FCCS is kind of a broader technique than FCS in which instead of one molecule, you have two different molecules tagged with two different colors. What you are looking at is the cross-correlation between those two molecules and their fluorescence fluctuation, and that can tell you more about the binding interactions between the two molecules. People have already used FCCS for some compound-screening techniques.
 
What are the advantages and disadvantages of FCS and FCCS?
 
The methods are very quantitative and have a very high sensitivity, and you can look at very small quantities of things. Most of these things have to be in nanomolar concentration. So you do not have to waste a lot of molecules, reagents, or cells.
 
The disadvantages are coupled with the advantages. You cannot do experiments in higher concentrations because of the sensitivity of the detectors: you could never work in micromolar or millimolar concentrations.
 
The other issue is that the molecules have to be mobile, because these techniques depend on fluorescence fluctuation.
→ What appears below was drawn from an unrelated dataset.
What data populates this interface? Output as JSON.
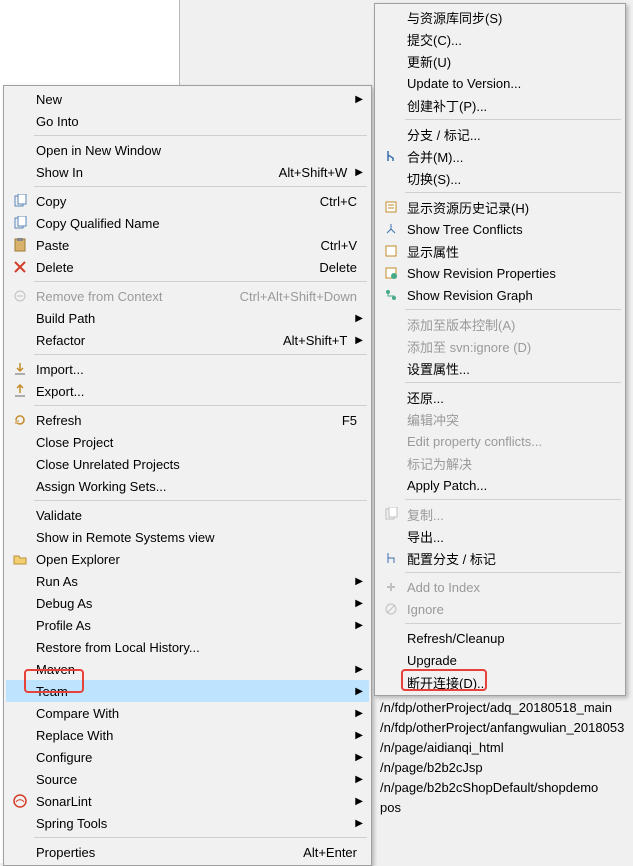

If the molecules are not moving within the focal volume, the signal will bleach out. Or you would have a constant fluorescence signal that would not induce enough fluctuation to generate a correlation curve.
 
What should scientists new to FCS and FCCS know about the techniques?
 
One of the most important things to be careful of is that the techniques, because they are so sensitive, are actually very prone to artifacts. So you have to make sure that you do the appropriate controls. Any kind of perturbations in your system due to motion artifacts or physical artifacts in the set-up can produce erroneous data.
 
What is the next step in your work?
 

We have some more papers that be coming out within the next year or so that will describe more of this stuff, such as what kinds of fluorophores to use, et cetera. The kinds of things that we are interested in doing involve looking at signaling molecules in neurons and how they are binding to other proteins in the cell. And we are quantitating that by diffusion analysis — how they are changing with the different kinds of biological stimuli.